From a tax perspective, the main decision you will need to make when financing your business is whether to use equity or debt. For equity and equity-like financing (shares, warrants, options, etc), the contributor bears the business risk. For debt financing, however, the contributors are in principle ensured a periodic return and are paid back before equity stakeholders.
The holders of equity (instruments) qualify for dividends or share redemptions and the like. The holders of debt instruments receive interest. For the company, dividends are not deductible as a business expense, whereas interest on debt is. Leveraged financing can thus help to decrease the corporate tax base. To help level the playing field between equity and debt, the Belgian legislature created the notional interest deduction (aftrek voor risicokapitaal/déduction fiscale pour le capital à risque), which allows companies to deduct a percentage of their adjusted equity as fictitious interest.
In startups and research-intensive companies and joint ventures, mixed financing is often preferred (or even required by foreign investors and venture capitalists), whereby debt financing is initially used which can be converted into equity at a later stage (convertible bonds, etc).

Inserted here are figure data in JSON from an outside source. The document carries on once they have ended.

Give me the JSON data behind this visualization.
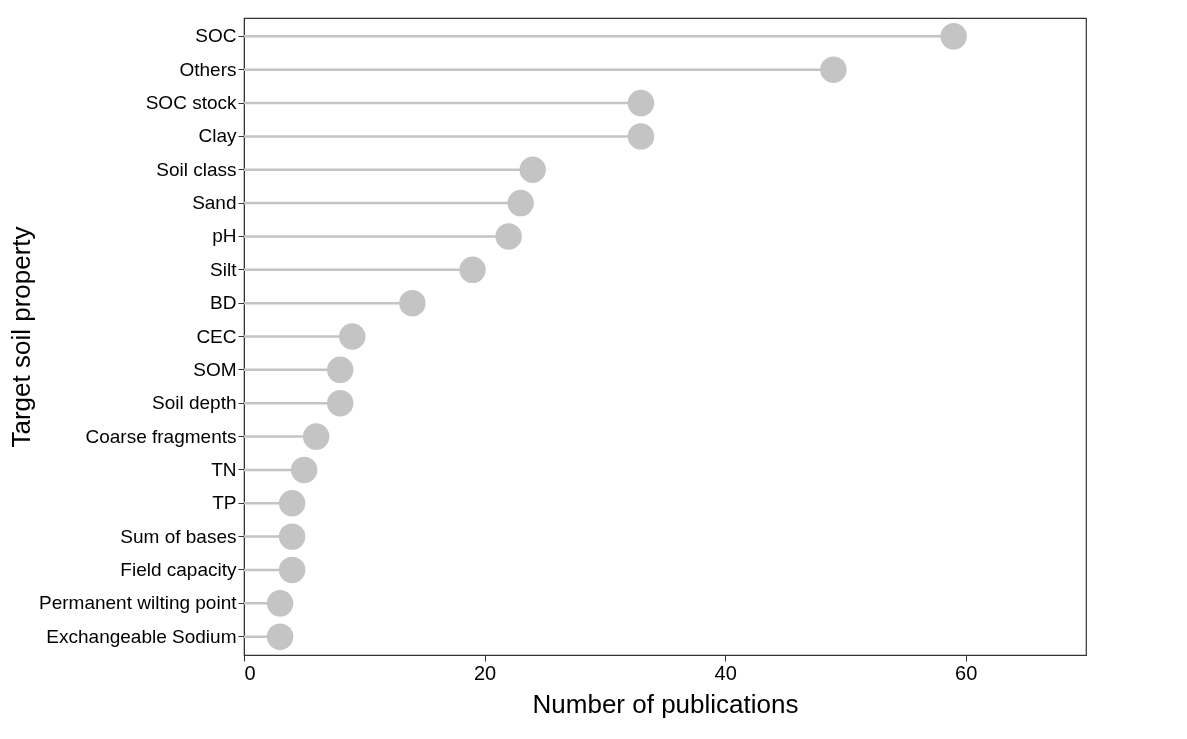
{
  "chart_data": {
    "type": "lollipop",
    "orientation": "horizontal",
    "xlabel": "Number of publications",
    "ylabel": "Target soil property",
    "categories": [
      "SOC",
      "Others",
      "SOC stock",
      "Clay",
      "Soil class",
      "Sand",
      "pH",
      "Silt",
      "BD",
      "CEC",
      "SOM",
      "Soil depth",
      "Coarse fragments",
      "TN",
      "TP",
      "Sum of bases",
      "Field capacity",
      "Permanent wilting point",
      "Exchangeable Sodium"
    ],
    "values": [
      59,
      49,
      33,
      33,
      24,
      23,
      22,
      19,
      14,
      9,
      8,
      8,
      6,
      5,
      4,
      4,
      4,
      3,
      3
    ],
    "color": "#c4c4c4",
    "xlim": [
      0,
      70
    ],
    "xticks": [
      0,
      20,
      40,
      60
    ],
    "grid": false,
    "marker": "circle"
  }
}
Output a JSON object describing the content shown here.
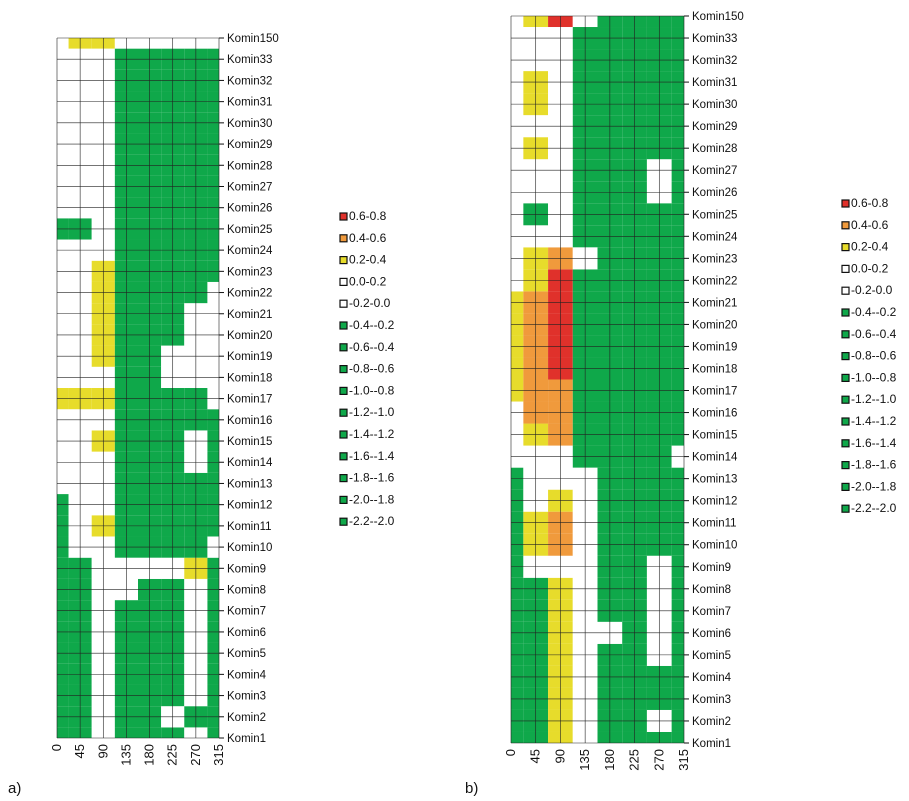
{
  "colors": {
    "green": "#0fa84a",
    "yellow": "#e7dc2b",
    "orange": "#f09a3c",
    "red": "#e0312b",
    "white": "#ffffff",
    "grid": "#222222",
    "contour": "#444444"
  },
  "chart_data": [
    {
      "type": "heatmap",
      "panel_label": "a)",
      "title": "",
      "xlabel": "",
      "ylabel": "",
      "x": [
        0,
        45,
        90,
        135,
        180,
        225,
        270,
        315
      ],
      "xlim": [
        0,
        315
      ],
      "y_categories": [
        "Komin1",
        "Komin2",
        "Komin3",
        "Komin4",
        "Komin5",
        "Komin6",
        "Komin7",
        "Komin8",
        "Komin9",
        "Komin10",
        "Komin11",
        "Komin12",
        "Komin13",
        "Komin14",
        "Komin15",
        "Komin16",
        "Komin17",
        "Komin18",
        "Komin19",
        "Komin20",
        "Komin21",
        "Komin22",
        "Komin23",
        "Komin24",
        "Komin25",
        "Komin26",
        "Komin27",
        "Komin28",
        "Komin29",
        "Komin30",
        "Komin31",
        "Komin32",
        "Komin33",
        "Komin150"
      ],
      "legend_position": "right",
      "legend": [
        "0.6-0.8",
        "0.4-0.6",
        "0.2-0.4",
        "0.0-0.2",
        "-0.2-0.0",
        "-0.4--0.2",
        "-0.6--0.4",
        "-0.8--0.6",
        "-1.0--0.8",
        "-1.2--1.0",
        "-1.4--1.2",
        "-1.6--1.4",
        "-1.8--1.6",
        "-2.0--1.8",
        "-2.2--2.0"
      ],
      "legend_colors": [
        "#e0312b",
        "#f09a3c",
        "#e7dc2b",
        "#ffffff",
        "#ffffff",
        "#0fa84a",
        "#0fa84a",
        "#0fa84a",
        "#0fa84a",
        "#0fa84a",
        "#0fa84a",
        "#0fa84a",
        "#0fa84a",
        "#0fa84a",
        "#0fa84a"
      ],
      "values": [
        [
          -1.5,
          -1.5,
          0.0,
          -1.2,
          -1.5,
          -1.5,
          0.0,
          -1.5
        ],
        [
          -1.5,
          -1.5,
          0.0,
          -1.2,
          -1.5,
          0.0,
          -0.3,
          -1.5
        ],
        [
          -1.5,
          -1.5,
          0.1,
          -1.2,
          -1.5,
          -1.0,
          0.0,
          -1.5
        ],
        [
          -1.5,
          -1.5,
          0.0,
          -1.2,
          -1.5,
          -1.0,
          0.0,
          -1.5
        ],
        [
          -1.5,
          -1.5,
          0.0,
          -1.2,
          -1.5,
          -1.0,
          0.0,
          -1.5
        ],
        [
          -1.5,
          -1.5,
          0.0,
          -1.2,
          -1.5,
          -1.0,
          0.0,
          -1.5
        ],
        [
          -1.5,
          -1.5,
          0.0,
          -1.2,
          -1.5,
          -1.0,
          0.0,
          -1.5
        ],
        [
          -1.5,
          -1.5,
          0.0,
          0.0,
          -1.5,
          -1.0,
          0.0,
          -1.5
        ],
        [
          -1.5,
          -1.5,
          0.0,
          0.0,
          0.0,
          0.0,
          0.3,
          -1.5
        ],
        [
          -1.0,
          0.0,
          0.0,
          -1.2,
          -1.2,
          -1.2,
          -1.2,
          0.0
        ],
        [
          -1.0,
          0.0,
          0.3,
          -1.2,
          -1.2,
          -1.2,
          -1.2,
          -1.2
        ],
        [
          -1.0,
          0.0,
          0.0,
          -1.2,
          -1.2,
          -1.2,
          -1.2,
          -1.2
        ],
        [
          0.0,
          0.0,
          0.0,
          -1.2,
          -1.2,
          -1.2,
          -1.2,
          -1.2
        ],
        [
          0.0,
          0.0,
          0.0,
          -1.2,
          -1.2,
          -1.2,
          0.0,
          -1.2
        ],
        [
          0.0,
          0.0,
          0.3,
          -1.2,
          -1.2,
          -1.2,
          0.0,
          -1.2
        ],
        [
          0.0,
          0.0,
          0.0,
          -1.2,
          -1.2,
          -1.2,
          -1.2,
          -1.2
        ],
        [
          0.3,
          0.3,
          0.3,
          -1.2,
          -1.2,
          -1.2,
          -1.2,
          0.0
        ],
        [
          0.0,
          0.0,
          0.0,
          -1.2,
          -1.2,
          0.0,
          0.0,
          0.0
        ],
        [
          0.0,
          0.0,
          0.3,
          -1.2,
          -1.2,
          0.0,
          0.0,
          0.0
        ],
        [
          0.0,
          0.0,
          0.3,
          -1.2,
          -1.2,
          -1.2,
          0.0,
          0.0
        ],
        [
          0.0,
          0.0,
          0.3,
          -1.2,
          -1.2,
          -1.2,
          0.0,
          0.0
        ],
        [
          0.0,
          0.0,
          0.3,
          -1.2,
          -1.2,
          -1.2,
          -1.2,
          0.0
        ],
        [
          0.0,
          0.0,
          0.3,
          -1.2,
          -1.2,
          -1.2,
          -1.2,
          -1.2
        ],
        [
          0.0,
          0.0,
          0.0,
          -1.2,
          -1.2,
          -1.2,
          -1.2,
          -1.2
        ],
        [
          -0.6,
          -0.6,
          0.0,
          -1.2,
          -1.2,
          -1.2,
          -1.2,
          -1.2
        ],
        [
          0.0,
          0.0,
          0.0,
          -1.2,
          -1.2,
          -1.2,
          -1.2,
          -1.2
        ],
        [
          0.0,
          0.0,
          0.0,
          -1.2,
          -1.2,
          -1.2,
          -1.2,
          -1.2
        ],
        [
          0.0,
          0.0,
          0.0,
          -1.2,
          -1.2,
          -1.2,
          -1.2,
          -1.2
        ],
        [
          0.0,
          0.0,
          0.0,
          -1.2,
          -1.2,
          -1.2,
          -1.2,
          -1.2
        ],
        [
          0.0,
          0.0,
          0.0,
          -1.2,
          -1.2,
          -1.2,
          -1.2,
          -1.2
        ],
        [
          0.0,
          0.0,
          0.0,
          -1.2,
          -1.2,
          -1.2,
          -1.2,
          -1.2
        ],
        [
          0.0,
          0.0,
          0.0,
          -1.2,
          -1.2,
          -1.2,
          -1.2,
          -1.2
        ],
        [
          0.0,
          0.0,
          0.0,
          -1.2,
          -1.2,
          -1.2,
          -1.2,
          -1.2
        ],
        [
          0.0,
          0.3,
          0.3,
          0.0,
          0.0,
          0.0,
          0.0,
          0.0
        ]
      ]
    },
    {
      "type": "heatmap",
      "panel_label": "b)",
      "title": "",
      "xlabel": "",
      "ylabel": "",
      "x": [
        0,
        45,
        90,
        135,
        180,
        225,
        270,
        315
      ],
      "xlim": [
        0,
        315
      ],
      "y_categories": [
        "Komin1",
        "Komin2",
        "Komin3",
        "Komin4",
        "Komin5",
        "Komin6",
        "Komin7",
        "Komin8",
        "Komin9",
        "Komin10",
        "Komin11",
        "Komin12",
        "Komin13",
        "Komin14",
        "Komin15",
        "Komin16",
        "Komin17",
        "Komin18",
        "Komin19",
        "Komin20",
        "Komin21",
        "Komin22",
        "Komin23",
        "Komin24",
        "Komin25",
        "Komin26",
        "Komin27",
        "Komin28",
        "Komin29",
        "Komin30",
        "Komin31",
        "Komin32",
        "Komin33",
        "Komin150"
      ],
      "legend_position": "right",
      "legend": [
        "0.6-0.8",
        "0.4-0.6",
        "0.2-0.4",
        "0.0-0.2",
        "-0.2-0.0",
        "-0.4--0.2",
        "-0.6--0.4",
        "-0.8--0.6",
        "-1.0--0.8",
        "-1.2--1.0",
        "-1.4--1.2",
        "-1.6--1.4",
        "-1.8--1.6",
        "-2.0--1.8",
        "-2.2--2.0"
      ],
      "legend_colors": [
        "#e0312b",
        "#f09a3c",
        "#e7dc2b",
        "#ffffff",
        "#ffffff",
        "#0fa84a",
        "#0fa84a",
        "#0fa84a",
        "#0fa84a",
        "#0fa84a",
        "#0fa84a",
        "#0fa84a",
        "#0fa84a",
        "#0fa84a",
        "#0fa84a"
      ],
      "values": [
        [
          -1.5,
          -1.5,
          0.3,
          0.0,
          -1.5,
          -1.5,
          -1.5,
          -1.5
        ],
        [
          -1.5,
          -1.5,
          0.3,
          0.0,
          -1.5,
          -1.5,
          0.0,
          -1.5
        ],
        [
          -1.5,
          -1.5,
          0.3,
          0.0,
          -1.5,
          -1.5,
          -1.5,
          -1.5
        ],
        [
          -1.5,
          -1.5,
          0.3,
          0.0,
          -1.5,
          -1.5,
          -1.5,
          -1.5
        ],
        [
          -1.5,
          -1.5,
          0.3,
          0.0,
          -1.5,
          -1.5,
          0.0,
          -1.5
        ],
        [
          -1.5,
          -1.5,
          0.3,
          0.0,
          0.0,
          -1.5,
          0.0,
          -1.5
        ],
        [
          -1.5,
          -1.5,
          0.3,
          0.0,
          -1.5,
          -1.5,
          0.0,
          -1.5
        ],
        [
          -1.5,
          -1.5,
          0.3,
          0.0,
          -1.5,
          -1.5,
          0.0,
          -1.5
        ],
        [
          -1.5,
          0.0,
          0.0,
          0.0,
          -1.5,
          -1.5,
          0.0,
          -1.5
        ],
        [
          -1.5,
          0.3,
          0.5,
          0.0,
          -1.5,
          -1.5,
          -1.5,
          -1.5
        ],
        [
          -1.5,
          0.3,
          0.5,
          0.0,
          -1.5,
          -1.5,
          -1.5,
          -1.5
        ],
        [
          -1.5,
          0.0,
          0.3,
          0.0,
          -1.5,
          -1.5,
          -1.5,
          -1.5
        ],
        [
          -1.5,
          0.0,
          0.0,
          0.0,
          -1.5,
          -1.5,
          -1.5,
          -1.5
        ],
        [
          0.0,
          0.0,
          0.0,
          -1.5,
          -1.5,
          -1.5,
          -1.5,
          0.0
        ],
        [
          0.0,
          0.3,
          0.5,
          -1.5,
          -1.5,
          -1.5,
          -1.5,
          -1.5
        ],
        [
          0.0,
          0.5,
          0.5,
          -1.5,
          -1.5,
          -1.5,
          -1.5,
          -1.5
        ],
        [
          0.3,
          0.5,
          0.5,
          -1.5,
          -1.5,
          -1.5,
          -1.5,
          -1.5
        ],
        [
          0.3,
          0.5,
          0.7,
          -1.5,
          -1.5,
          -1.5,
          -1.5,
          -1.5
        ],
        [
          0.3,
          0.5,
          0.7,
          -1.5,
          -1.5,
          -1.5,
          -1.5,
          -1.5
        ],
        [
          0.3,
          0.5,
          0.7,
          -1.5,
          -1.5,
          -1.5,
          -1.5,
          -1.5
        ],
        [
          0.3,
          0.5,
          0.7,
          -1.5,
          -1.5,
          -1.5,
          -1.5,
          -1.5
        ],
        [
          0.0,
          0.3,
          0.7,
          -1.5,
          -1.5,
          -1.5,
          -1.5,
          -1.5
        ],
        [
          0.0,
          0.3,
          0.5,
          0.0,
          -1.5,
          -1.5,
          -1.5,
          -1.5
        ],
        [
          0.0,
          0.0,
          0.0,
          -1.5,
          -1.5,
          -1.5,
          -1.5,
          -1.5
        ],
        [
          0.0,
          -0.6,
          0.0,
          -1.5,
          -1.5,
          -1.5,
          -1.5,
          -1.5
        ],
        [
          0.0,
          0.0,
          0.0,
          -1.5,
          -1.5,
          -1.5,
          0.0,
          -1.5
        ],
        [
          0.0,
          0.0,
          0.0,
          -1.5,
          -1.5,
          -1.5,
          0.0,
          -1.5
        ],
        [
          0.0,
          0.3,
          0.0,
          -1.5,
          -1.5,
          -1.5,
          -1.5,
          -1.5
        ],
        [
          0.0,
          0.0,
          0.0,
          -1.5,
          -1.5,
          -1.5,
          -1.5,
          -1.5
        ],
        [
          0.0,
          0.3,
          0.0,
          -1.5,
          -1.5,
          -1.5,
          -1.5,
          -1.5
        ],
        [
          0.0,
          0.3,
          0.0,
          -1.5,
          -1.5,
          -1.5,
          -1.5,
          -1.5
        ],
        [
          0.0,
          0.0,
          0.0,
          -1.5,
          -1.5,
          -1.5,
          -1.5,
          -1.5
        ],
        [
          0.0,
          0.0,
          0.0,
          -1.5,
          -1.5,
          -1.5,
          -1.5,
          -1.5
        ],
        [
          0.0,
          0.3,
          0.7,
          0.0,
          -1.5,
          -1.5,
          -1.5,
          -1.5
        ]
      ]
    }
  ]
}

As mentioned above, interest on business loans is in principle tax deductible. There are, however, several rules to avoid abuse of interest deductions, such as the thin capitalisation rule and the non-deductibility of excessive interest.
Certain types of financing are hybrid, meaning they are considered equity in one jurisdiction and debt in another. Such hybrid instruments can be particularly interesting from a tax perspective, as they may eliminate withholding tax or even qualify
for a double deduction of costs (one in each jurisdiction).